Type 1 diabetes happens when the immune system attacks insulin-making beta cells meaning the pancreas can’t produce the insulin we all need to live.
In 1979, Diabetes UK scientists, led by Professor Gianfranco Bottazzo, found evidence that preventing this immune system attack could stop type 1 diabetes.
What are immunotherapies?
The discovery sparked work on the first treatments, known as immunotherapies, that aim to re-educate the immune system and stop it destroying beta cells.
We’re working towards a future where immunotherapies will be used to protect the pancreas from an immune attack, so we can:
- Prevent type 1 diabetes from developing in people at high risk
- Slow the progress of type 1 in newly diagnosed people so they can make their own insulin for longer
- And, one day, form part of a cure.
The UK Type 1 Diabetes Research Consortium
So that more people with or at risk of type 1 diabetes can access immunotherapies quicker, we invested £3.1 million to set up the UK Type 1 Diabetes Research Consortium in partnership with JDRF in 2015. The consortium has:
- Set up 27 specialist research centres and expert teams across the UK to test immunotherapies in clinical trials.

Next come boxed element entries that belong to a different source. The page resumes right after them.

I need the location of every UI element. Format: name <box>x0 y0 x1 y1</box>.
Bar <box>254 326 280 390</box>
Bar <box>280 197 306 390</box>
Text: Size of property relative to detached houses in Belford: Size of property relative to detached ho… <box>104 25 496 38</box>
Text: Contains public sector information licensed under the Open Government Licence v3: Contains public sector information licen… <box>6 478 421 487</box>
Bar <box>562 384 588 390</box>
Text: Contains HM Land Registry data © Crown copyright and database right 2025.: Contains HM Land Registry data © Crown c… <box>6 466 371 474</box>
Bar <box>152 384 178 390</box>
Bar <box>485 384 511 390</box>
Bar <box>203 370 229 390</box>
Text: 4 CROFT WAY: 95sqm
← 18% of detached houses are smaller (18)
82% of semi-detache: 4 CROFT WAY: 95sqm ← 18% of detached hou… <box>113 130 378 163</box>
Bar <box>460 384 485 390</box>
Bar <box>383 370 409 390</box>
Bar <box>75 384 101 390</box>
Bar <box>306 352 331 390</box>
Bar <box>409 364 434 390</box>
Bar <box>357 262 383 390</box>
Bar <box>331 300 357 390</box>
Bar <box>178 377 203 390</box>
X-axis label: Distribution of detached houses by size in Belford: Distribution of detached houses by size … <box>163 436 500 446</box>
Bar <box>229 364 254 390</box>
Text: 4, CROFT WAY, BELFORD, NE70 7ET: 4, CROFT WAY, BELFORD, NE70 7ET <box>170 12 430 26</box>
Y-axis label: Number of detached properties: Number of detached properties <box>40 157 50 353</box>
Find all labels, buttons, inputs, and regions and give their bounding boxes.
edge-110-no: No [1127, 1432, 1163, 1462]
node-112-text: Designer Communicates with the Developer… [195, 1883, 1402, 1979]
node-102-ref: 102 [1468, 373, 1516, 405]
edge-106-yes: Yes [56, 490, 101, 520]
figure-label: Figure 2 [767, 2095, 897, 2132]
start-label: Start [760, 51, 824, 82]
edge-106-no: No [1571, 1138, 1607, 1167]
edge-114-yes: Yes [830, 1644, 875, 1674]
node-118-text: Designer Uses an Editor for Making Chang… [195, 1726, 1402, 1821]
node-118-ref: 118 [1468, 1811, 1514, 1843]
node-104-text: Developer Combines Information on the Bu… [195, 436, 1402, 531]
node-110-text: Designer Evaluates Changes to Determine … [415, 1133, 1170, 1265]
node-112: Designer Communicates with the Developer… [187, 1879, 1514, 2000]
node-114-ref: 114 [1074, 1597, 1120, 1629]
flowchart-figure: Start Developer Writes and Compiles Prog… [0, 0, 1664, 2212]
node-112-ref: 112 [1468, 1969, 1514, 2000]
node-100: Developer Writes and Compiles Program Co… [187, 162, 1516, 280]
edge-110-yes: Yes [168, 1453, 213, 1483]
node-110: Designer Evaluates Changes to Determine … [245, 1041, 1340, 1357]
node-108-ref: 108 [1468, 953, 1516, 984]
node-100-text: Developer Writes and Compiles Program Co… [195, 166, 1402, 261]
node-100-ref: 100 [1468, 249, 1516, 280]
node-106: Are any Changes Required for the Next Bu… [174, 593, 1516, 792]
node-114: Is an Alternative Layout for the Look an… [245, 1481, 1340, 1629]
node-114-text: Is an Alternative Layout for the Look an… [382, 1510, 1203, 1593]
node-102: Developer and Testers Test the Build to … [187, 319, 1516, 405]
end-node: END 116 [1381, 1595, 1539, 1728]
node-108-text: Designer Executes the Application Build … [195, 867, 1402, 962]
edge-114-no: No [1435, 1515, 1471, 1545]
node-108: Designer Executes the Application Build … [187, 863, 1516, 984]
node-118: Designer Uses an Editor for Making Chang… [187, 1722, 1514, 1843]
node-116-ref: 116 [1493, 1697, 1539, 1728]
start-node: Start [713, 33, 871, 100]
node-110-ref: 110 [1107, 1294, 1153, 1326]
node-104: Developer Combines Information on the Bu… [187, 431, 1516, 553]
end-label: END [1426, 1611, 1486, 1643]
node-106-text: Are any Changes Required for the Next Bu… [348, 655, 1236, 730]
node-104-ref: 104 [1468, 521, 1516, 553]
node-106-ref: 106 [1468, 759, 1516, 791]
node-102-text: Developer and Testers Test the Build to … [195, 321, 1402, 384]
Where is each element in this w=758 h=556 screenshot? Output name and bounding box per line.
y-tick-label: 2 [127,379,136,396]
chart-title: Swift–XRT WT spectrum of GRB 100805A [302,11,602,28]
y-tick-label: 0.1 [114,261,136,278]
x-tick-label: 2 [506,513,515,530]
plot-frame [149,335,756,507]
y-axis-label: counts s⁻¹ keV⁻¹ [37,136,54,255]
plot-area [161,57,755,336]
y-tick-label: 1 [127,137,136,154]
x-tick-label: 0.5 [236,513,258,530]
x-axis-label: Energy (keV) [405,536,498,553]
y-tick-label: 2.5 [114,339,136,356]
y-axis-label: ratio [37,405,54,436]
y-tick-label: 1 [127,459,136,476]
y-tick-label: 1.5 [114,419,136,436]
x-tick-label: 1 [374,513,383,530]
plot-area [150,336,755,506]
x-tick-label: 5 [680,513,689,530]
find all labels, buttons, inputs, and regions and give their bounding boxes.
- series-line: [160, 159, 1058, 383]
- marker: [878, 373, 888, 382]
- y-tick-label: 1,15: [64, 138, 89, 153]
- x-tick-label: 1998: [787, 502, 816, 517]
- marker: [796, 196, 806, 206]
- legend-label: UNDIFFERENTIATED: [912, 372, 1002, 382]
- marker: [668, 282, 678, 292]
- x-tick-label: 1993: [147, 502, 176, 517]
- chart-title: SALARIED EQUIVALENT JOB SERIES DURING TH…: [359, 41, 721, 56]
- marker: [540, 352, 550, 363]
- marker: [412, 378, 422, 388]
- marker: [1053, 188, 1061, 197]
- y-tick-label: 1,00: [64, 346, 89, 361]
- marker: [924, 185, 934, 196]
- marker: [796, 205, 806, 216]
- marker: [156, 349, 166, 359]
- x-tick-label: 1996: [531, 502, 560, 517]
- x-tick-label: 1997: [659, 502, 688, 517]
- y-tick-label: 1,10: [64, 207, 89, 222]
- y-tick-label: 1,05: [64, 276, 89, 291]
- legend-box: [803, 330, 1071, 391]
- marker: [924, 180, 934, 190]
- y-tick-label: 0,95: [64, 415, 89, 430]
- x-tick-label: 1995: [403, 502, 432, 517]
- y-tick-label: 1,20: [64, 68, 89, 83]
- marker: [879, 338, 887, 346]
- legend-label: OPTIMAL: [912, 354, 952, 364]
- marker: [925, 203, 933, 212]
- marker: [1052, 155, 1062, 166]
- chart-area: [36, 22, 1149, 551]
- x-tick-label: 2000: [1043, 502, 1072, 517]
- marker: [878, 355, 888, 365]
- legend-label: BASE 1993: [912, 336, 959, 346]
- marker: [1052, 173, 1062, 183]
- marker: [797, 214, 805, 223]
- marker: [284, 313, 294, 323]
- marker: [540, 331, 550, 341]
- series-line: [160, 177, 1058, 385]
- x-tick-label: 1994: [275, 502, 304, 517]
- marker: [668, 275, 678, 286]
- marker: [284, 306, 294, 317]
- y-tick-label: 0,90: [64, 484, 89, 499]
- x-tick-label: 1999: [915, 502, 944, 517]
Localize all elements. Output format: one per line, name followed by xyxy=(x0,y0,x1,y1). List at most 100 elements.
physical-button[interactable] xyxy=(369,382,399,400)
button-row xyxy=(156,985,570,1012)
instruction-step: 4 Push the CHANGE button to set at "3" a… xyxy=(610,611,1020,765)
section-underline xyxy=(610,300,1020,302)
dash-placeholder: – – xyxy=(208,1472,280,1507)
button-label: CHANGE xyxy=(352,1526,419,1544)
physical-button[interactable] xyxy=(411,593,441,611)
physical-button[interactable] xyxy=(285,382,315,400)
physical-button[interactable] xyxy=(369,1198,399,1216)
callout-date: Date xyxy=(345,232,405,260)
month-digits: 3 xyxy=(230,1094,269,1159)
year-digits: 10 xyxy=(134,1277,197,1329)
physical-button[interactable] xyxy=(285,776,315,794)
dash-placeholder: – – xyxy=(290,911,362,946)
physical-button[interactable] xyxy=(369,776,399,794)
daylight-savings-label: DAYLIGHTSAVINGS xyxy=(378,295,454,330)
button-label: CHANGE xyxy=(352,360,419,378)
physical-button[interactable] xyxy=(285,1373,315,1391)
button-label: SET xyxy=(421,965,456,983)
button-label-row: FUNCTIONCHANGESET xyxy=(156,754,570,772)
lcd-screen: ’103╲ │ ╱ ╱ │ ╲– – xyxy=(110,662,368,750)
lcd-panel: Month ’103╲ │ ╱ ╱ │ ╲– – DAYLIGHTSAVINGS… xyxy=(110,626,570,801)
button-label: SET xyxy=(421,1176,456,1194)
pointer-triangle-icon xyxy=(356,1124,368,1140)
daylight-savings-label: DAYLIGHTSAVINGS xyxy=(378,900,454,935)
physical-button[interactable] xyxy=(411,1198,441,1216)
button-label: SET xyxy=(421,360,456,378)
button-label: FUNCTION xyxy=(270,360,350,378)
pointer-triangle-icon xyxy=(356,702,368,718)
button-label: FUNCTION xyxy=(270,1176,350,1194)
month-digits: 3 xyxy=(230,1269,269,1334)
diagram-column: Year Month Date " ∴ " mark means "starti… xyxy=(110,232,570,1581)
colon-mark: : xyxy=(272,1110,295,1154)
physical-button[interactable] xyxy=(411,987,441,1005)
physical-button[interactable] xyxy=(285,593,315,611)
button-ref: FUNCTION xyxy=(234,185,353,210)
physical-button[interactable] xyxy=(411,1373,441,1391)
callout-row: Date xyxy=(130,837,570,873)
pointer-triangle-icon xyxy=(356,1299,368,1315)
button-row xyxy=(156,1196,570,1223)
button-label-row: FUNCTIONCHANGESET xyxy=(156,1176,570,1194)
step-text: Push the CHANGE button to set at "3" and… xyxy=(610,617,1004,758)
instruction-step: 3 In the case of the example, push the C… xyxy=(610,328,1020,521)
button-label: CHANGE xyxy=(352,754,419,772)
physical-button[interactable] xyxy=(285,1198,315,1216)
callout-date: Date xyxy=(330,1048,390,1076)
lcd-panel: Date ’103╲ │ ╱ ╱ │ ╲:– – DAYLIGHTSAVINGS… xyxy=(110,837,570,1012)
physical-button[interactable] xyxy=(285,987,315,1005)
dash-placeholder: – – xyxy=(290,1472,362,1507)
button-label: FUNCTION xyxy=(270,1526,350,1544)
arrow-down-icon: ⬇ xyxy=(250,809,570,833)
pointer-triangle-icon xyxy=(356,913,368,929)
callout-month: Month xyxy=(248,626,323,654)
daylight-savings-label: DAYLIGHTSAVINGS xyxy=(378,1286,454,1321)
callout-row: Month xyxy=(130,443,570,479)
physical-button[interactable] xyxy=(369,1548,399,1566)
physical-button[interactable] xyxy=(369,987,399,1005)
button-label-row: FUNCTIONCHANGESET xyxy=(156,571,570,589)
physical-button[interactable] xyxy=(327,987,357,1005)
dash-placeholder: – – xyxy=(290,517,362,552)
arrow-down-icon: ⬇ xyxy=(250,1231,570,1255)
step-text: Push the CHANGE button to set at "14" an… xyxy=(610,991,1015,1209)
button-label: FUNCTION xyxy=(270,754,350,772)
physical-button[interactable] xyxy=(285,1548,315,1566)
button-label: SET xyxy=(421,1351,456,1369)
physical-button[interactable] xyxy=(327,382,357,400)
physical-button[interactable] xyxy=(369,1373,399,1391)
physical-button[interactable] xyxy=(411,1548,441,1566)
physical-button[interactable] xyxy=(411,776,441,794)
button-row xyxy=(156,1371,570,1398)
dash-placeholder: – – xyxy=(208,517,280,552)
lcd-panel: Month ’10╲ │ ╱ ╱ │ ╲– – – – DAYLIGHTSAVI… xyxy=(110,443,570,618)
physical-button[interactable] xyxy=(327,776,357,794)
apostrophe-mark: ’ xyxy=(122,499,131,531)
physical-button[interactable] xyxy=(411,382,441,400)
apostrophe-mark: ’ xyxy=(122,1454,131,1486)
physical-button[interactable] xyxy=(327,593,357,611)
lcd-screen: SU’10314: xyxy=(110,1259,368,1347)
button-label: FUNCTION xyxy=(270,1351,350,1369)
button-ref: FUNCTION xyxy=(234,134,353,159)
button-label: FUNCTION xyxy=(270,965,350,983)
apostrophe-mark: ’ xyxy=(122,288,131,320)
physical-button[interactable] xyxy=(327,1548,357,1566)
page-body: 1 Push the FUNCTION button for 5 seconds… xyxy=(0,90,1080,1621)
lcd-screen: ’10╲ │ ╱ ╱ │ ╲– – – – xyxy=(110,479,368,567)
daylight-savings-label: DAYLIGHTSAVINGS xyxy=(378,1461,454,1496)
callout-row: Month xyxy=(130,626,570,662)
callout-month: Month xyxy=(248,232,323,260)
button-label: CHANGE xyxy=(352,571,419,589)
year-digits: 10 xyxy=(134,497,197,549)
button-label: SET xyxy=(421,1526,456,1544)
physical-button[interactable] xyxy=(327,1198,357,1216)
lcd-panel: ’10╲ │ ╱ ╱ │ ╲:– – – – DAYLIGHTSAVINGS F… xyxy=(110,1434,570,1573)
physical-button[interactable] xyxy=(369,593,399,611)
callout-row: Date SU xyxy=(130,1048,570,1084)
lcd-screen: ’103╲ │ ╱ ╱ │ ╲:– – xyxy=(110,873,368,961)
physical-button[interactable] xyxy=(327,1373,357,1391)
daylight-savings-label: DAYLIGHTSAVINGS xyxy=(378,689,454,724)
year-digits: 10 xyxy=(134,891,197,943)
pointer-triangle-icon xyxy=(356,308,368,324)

- Increased how many people with type 1 can take part in clinical trials five-fold, so more trials can happen more quickly.
- Investigated how immunotherapy treatments work and who they work best for to match the right people to the right trial.
Professor Colin Dayan, co-lead of the consortium explained:
"We’ve changed the landscape in the UK into one where we can run many more trials and recruit to them quickly. We couldn’t do this before. I think this will open the floodgates to finding more drugs that work, and we’ll see things take off.”
Mahn Singh took part in a clinical trial, which ran through the consortium, shortly after he was diagnosed with type 1 diabetes when he was 11 years old. His father Harj said:
“My hope is that the immunotherapy could help him keep the insulin-making cells he has still got. That’ll make things so much easier for him day-to-day. He’s not having the lows, he’s not having the highs, and he’s living as close to a normal life as possible.”
A milestone moment that shaped our future research
In 2022, the world’s first type 1 immunotherapy drug, teplizumab, was approved in the US. It can delay the onset of type 1 diabetes in people at high risk of the condition. Now we’re working with the NHS to see it approved for use in the UK and funding research into other promising immunotherapies.
To get type 1 immunotherapies to the right people, we need a way of finding those who are at risk of developing type 1 in the future. In 2022, with JDRF we launched a UK-first type 1 screening trial, known as ELSA.
It’s screening 20,000 children for signs in the blood that show the immune system is primed to attack the pancreas.
It will help us learn more about how a type 1 diabetes screening programme for children in the UK could work. And could lay the groundwork for routine, widespread screening moving us one step closer to preventing type 1 diabetes entirely.
Professor Parth Narendran, University of Birmingham, leads the ELSA study. He said:
“For more than 100 years, people living with type 1 diabetes have relied on insulin to treat the condition, but tremendous progress with drugs that target the immune system is ushering in a new era for type 1 diabetes.
“Diabetes UK have been pivotal in shoring up the potential of these new treatments by supporting immunotherapy clinical trials and readying the UK through a type 1 screening programme. The foundations are in place and the possibility of unleashing the benefits to change the lives of people with or at risk of type 1 diabetes in the UK is in sight.”